In trying to calculate an arc length of a right spherical triangle, I reached this $\arccos$ expression. However, I see the expression given in the manuals for the same problem is much simpler. checking against several values of $\alpha$ and $x$ (Let them both be between $0$ and $\pi/2$) shows those expressions are indeed equivalent.
$$\arctan(\cos(\alpha)*\tan(x)) = \arccos(\dfrac{\cos(x)}{\cos(\arcsin(\sin(\alpha)*\sin(x)))})$$
I tried to prove this equivalence using some trigonometric identities, but I'm quite far it seems.
Best Answer
Notice that $\cos(\arcsin(x)) = \sqrt{1 - x^2}$ by drawing a triangle where $\sin\theta = x$.
Similarly, $\tan(\arccos(x)) = \frac{\sqrt{1 - x^2}}{x} = \sqrt{\frac{1}{x^2} - 1}$.

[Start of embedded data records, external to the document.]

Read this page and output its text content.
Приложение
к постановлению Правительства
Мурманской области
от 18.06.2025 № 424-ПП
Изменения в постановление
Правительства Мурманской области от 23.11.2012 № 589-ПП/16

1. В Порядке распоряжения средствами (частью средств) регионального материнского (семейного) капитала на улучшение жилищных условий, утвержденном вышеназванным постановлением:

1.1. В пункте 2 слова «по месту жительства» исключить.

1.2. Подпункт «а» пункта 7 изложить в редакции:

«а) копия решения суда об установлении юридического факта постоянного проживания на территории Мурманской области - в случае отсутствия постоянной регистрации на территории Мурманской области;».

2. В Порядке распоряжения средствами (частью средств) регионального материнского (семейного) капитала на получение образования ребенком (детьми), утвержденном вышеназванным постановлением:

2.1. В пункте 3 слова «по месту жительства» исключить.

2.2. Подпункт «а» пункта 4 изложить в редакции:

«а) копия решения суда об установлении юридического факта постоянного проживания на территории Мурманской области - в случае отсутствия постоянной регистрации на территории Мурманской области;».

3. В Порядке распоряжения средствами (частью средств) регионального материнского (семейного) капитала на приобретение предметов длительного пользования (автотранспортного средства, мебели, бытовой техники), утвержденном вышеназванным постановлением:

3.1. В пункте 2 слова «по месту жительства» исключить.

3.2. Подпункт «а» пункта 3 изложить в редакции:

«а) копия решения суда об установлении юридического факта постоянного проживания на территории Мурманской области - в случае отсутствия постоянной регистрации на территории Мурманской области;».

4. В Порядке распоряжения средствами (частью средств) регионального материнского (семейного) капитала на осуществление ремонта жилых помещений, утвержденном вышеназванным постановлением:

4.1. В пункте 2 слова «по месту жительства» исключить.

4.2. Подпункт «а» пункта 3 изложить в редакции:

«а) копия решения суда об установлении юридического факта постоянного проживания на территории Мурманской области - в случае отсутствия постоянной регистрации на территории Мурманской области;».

Now \begin{align*}\tan(RHS) &= \tan\arccos\big(\cos x\cdot\frac{1}{\sqrt{1 - (\sin\alpha\sin x)^2}}\big) \\ &= \sqrt{\frac{1}{\big(\cos x\cdot\frac{1}{\sqrt{1 - (\sin\alpha\sin x)^2}}\big)^2} - 1} \\ &= \sqrt{\frac{1 - \sin^2\alpha\sin^2 x}{\cos^2 x} - 1} \\ &= \sqrt{\frac{\sin^2 x(1 - \sin^2\alpha)}{\cos^2 x}} \\ &= \tan x\cos\alpha\end{align*}
as desired.